According to the Washington Post, Politico — which of course covers all things political here in Washington, DC — announced a content-sharing partnership with Hong Kong-based newspaper South China Morning Post (SCMP).

The announcement read in part:

One part of our expanding coverage involves a content partnership we are unveiling today with the South China Morning Post. SCMP, based in Hong Kong, is the oldest newspaper in Asia and is the only independent English-language publication in the region. SCMP has an editorial staff of 300 in Asia, with about 40 reporters stationed in mainland China. Like POLITICO, the publication has global ambitions. Under the partnership, SCMP editors will have access to POLITICO stories to share with their readers, and POLITICO editors can draw on the SCMP stories we believe our readers will find most relevant. Over time, editors in both newsrooms will look for opportunities to combine resources on original stories produced in combination with POLITICO and SCMP journalists.

The Post, however, remembering what it is journalists do (which is a good thing to see from the old girl), calls a halt on the early celebration:

The paper is owned by the Chinese Internet giant the Alibaba Group, which runs the country’s most popular e-commerce platform, as well as many other businesses. Alibaba is often compared to Amazon, since the two companies are roughly the same size and operate in some of the same spaces. And Amazon’s chief executive, Jeffrey P. Bezos, owns a newspaper as well — The Washington Post.

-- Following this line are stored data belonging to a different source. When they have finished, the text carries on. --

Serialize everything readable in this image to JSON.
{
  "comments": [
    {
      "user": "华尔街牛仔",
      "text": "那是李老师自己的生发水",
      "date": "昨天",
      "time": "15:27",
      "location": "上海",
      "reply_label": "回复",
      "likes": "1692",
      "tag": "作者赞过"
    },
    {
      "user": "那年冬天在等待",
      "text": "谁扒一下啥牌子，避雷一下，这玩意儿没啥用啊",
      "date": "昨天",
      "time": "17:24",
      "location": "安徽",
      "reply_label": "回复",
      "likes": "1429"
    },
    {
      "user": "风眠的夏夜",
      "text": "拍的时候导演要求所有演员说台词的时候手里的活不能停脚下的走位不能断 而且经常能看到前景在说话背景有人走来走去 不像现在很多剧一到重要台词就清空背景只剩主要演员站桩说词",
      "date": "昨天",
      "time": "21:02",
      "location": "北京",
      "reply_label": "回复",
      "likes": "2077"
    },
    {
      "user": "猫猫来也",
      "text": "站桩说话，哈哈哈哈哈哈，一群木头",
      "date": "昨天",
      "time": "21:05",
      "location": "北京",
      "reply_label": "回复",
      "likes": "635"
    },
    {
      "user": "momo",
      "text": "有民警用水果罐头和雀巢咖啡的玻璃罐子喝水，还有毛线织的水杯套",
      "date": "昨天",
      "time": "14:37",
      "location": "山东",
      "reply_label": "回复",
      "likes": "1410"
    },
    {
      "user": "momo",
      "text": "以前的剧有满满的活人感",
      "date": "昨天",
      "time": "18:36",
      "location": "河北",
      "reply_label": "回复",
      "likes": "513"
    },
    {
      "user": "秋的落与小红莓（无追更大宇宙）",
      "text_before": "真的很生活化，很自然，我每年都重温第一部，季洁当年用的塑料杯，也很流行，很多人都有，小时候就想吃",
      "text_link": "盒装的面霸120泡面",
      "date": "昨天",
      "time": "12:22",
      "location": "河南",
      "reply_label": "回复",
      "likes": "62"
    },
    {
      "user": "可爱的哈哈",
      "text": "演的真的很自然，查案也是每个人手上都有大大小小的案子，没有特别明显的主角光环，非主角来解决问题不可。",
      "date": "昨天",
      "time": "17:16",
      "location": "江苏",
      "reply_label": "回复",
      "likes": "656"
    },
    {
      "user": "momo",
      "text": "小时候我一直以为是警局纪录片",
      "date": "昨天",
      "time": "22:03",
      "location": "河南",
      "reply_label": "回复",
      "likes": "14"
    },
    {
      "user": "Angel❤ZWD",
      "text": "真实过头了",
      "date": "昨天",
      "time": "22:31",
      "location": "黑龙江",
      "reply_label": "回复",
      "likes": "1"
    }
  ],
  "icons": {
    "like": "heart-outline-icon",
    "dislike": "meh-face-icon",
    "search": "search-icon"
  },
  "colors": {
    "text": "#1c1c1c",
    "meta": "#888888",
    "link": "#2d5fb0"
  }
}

But there is a major difference between a Chinese company and an American investor owning a newspaper. Despite President Trump’s criticisms, Amazon and Bezos are permitted to anger and provoke Trump. Operating with the permission of China’s ruling Communist Party, Alibaba does not have that same luxury with Party Secretary Xi Jinping — China’s president — and other top Party bosses. Like every major Chinese company, Alibaba must work with the Party to succeed. While speaking English, Alibaba founder Jack Ma sounds like a tech entrepreneur. In his native Chinese, he sometimes sounds like a die-hard Party advocate.

Enter Sen. Rubio, who breaks it down in terms we’ve all become familiar with lately given all the discussion about Russia and what constitutes behavior of an entity working on behalf of a foreign government:

Bravo, Senator, for reminding us all to be watchmen at the gate.